In Java the width of an int is always 32 bits; << can be used for both signed and unsigned shift; and there is no undefined behaviour for extending to the sign bit; >> can be used for signed shift (>>> would be unsigned).

Answer 3

Strictly speaking, the result of running this code with this input data has unspecified results because signed bitshift in C is only properly defined in circumstances that this scenario does not meet. From the C99 standard:

The result of E1 >> E2 is E1 right-shifted E2 bit positions. If E1 has unsigned type or if E1 has signed type and a nonnegative value, the value of the result is the integral part of the quotient of E1 / 2^E2. If E1 has a signed type and negative value, the resulting value is implementation-defined.

(Emphasis mine)

But let's assume that your implementation defines signed right shift to extend the sign, meaning that the space on the left will be filled with ones if the sign bit is set and zeroes otherwise; the ffmpeg code clearly expects this to be the case. The following is happening: shift has the value of 28 (assuming 32-bit integers). In binary notation:

00000000 00000000 00000000 11111111 = val
11110000 00000000 00000000 00000000 = (unsigned) val << shift

Note that when interpreting (unsigned) val << shift as signed integer, as the code proceeds to do (assuming two's complement representation, as today's computers all use¹), the sign bit of that integer is set, so a signed shift to the right fills up with zeroes from the left, and we get

11110000 00000000 00000000 00000000 = v.s
11111111 11111111 11111111 11111111 = v.s >> shift

...and in two's complement representation, that is -1.

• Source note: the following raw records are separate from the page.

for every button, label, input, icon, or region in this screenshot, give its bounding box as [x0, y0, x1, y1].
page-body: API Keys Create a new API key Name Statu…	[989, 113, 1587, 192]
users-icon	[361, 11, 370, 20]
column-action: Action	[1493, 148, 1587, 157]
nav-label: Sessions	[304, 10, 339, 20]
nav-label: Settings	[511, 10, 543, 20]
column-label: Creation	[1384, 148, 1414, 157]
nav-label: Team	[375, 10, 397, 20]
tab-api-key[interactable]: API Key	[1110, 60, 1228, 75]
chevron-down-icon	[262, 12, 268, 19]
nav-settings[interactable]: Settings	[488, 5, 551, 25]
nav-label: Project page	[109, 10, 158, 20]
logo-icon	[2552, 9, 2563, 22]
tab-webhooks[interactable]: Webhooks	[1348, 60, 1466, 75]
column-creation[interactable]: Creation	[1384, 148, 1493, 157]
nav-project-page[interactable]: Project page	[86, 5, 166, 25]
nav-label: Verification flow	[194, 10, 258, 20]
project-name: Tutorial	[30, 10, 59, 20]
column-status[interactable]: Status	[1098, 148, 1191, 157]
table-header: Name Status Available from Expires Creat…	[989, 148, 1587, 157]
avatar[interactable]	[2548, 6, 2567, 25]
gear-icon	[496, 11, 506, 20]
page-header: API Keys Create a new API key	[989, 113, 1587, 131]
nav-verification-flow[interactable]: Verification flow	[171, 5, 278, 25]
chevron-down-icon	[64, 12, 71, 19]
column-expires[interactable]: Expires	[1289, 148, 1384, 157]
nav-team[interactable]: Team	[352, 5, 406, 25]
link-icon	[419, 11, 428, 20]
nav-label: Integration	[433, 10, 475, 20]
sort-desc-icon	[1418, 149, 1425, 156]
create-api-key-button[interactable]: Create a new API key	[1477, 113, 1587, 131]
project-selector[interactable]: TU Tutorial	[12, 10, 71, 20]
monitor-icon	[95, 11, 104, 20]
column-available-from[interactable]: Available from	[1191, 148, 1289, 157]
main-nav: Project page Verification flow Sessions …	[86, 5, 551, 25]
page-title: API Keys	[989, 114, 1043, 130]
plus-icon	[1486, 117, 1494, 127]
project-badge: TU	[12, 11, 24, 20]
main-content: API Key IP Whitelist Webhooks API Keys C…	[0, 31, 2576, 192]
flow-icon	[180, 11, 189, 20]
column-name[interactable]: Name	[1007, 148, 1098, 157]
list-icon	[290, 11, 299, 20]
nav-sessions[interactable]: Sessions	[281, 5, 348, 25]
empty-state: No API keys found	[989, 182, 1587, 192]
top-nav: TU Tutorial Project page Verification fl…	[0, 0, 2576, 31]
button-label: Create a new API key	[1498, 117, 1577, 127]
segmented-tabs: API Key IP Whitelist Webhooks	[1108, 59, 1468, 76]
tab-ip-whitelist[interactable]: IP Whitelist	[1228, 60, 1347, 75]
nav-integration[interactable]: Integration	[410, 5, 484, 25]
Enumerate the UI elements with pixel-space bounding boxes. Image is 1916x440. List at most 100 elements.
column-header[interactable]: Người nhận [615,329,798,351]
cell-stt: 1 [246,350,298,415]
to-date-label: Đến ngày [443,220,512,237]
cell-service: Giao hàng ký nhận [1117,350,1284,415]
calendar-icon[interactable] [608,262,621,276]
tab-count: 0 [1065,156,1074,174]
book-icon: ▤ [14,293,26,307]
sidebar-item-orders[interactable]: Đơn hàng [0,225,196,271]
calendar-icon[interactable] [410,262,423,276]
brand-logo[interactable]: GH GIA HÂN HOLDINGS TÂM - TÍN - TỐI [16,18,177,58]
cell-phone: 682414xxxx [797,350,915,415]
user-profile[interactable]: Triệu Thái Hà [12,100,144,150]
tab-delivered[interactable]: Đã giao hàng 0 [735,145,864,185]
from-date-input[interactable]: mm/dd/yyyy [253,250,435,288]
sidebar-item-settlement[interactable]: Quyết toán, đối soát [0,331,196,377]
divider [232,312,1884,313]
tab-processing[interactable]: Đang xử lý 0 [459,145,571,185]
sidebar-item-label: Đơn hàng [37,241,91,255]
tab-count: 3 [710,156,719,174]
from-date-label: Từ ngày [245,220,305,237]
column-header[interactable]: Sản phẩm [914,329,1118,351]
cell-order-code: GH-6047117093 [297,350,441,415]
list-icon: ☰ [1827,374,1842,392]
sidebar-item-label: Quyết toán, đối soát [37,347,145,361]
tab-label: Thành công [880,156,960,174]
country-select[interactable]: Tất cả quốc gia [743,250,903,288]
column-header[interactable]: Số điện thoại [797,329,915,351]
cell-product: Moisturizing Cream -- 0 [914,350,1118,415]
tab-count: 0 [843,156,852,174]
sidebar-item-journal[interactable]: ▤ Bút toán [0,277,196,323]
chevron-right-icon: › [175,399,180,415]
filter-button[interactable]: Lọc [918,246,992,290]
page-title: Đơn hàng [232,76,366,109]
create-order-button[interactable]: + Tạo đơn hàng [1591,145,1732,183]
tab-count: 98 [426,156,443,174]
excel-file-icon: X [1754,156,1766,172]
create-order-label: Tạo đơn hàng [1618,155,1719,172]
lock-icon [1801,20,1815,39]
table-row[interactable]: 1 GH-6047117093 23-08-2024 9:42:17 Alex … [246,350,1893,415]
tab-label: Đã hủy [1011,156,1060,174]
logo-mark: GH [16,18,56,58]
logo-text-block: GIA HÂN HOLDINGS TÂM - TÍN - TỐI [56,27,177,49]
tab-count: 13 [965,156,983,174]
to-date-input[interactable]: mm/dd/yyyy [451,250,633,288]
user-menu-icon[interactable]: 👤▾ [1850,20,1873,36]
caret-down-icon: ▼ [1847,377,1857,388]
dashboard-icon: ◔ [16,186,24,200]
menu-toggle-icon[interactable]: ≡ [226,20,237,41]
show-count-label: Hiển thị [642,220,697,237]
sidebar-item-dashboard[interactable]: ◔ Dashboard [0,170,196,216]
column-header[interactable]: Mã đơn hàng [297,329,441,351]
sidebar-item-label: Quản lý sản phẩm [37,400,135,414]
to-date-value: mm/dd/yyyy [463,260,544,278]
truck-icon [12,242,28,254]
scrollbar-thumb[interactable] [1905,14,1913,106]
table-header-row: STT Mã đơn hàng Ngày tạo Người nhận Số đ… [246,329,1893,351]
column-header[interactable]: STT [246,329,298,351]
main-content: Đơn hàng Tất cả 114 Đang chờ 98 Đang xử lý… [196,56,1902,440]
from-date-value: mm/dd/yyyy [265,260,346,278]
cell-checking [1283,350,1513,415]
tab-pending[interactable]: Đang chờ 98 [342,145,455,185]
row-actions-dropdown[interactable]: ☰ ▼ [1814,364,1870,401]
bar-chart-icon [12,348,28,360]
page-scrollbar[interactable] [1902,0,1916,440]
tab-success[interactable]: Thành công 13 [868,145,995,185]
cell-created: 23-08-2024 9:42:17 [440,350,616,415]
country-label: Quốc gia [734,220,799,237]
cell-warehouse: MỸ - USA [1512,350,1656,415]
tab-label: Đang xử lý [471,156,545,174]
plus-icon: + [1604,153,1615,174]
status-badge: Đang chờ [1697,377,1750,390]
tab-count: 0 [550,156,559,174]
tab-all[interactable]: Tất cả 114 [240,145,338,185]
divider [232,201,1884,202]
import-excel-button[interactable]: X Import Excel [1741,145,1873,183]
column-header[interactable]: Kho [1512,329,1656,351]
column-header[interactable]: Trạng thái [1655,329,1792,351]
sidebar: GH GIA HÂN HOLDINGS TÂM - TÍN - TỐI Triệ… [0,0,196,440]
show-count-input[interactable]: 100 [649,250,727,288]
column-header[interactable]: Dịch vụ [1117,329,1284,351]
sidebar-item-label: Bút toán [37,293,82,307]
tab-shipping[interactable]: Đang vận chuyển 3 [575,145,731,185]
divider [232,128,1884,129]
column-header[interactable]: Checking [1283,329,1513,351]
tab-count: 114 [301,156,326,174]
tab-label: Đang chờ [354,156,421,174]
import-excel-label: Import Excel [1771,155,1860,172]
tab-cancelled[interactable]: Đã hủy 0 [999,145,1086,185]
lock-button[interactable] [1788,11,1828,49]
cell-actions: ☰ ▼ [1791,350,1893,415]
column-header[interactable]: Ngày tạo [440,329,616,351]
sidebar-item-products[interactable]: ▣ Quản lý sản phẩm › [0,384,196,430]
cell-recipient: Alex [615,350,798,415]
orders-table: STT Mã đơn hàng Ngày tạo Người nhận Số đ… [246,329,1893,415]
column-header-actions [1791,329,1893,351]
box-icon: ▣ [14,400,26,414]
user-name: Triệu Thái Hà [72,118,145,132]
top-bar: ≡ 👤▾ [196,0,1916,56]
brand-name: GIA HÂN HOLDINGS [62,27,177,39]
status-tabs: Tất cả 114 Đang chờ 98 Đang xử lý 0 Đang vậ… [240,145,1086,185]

In Java, this trick works the same way -- except better, because there the behavior is actually guaranteed. Simply:

public static int sign_extend(int val, int bits) {
  int shift = 32 - bits;  // int always has 32 bits in Java
  int s = val << shift;
  return s >> shift;
}

Or, if you prefer:

public static int sign_extend(int val, int bits) {
  int shift = 32 - bits;
  return val << shift >> shift;
}

¹ Strictly speaking, this conversion does not have a well-defined value in the C standard either, for historical reasons. There used to be computers that used different representations, and the same bit pattern with a set sign bit has a completely different meaning in (for example) signed magnitude representation.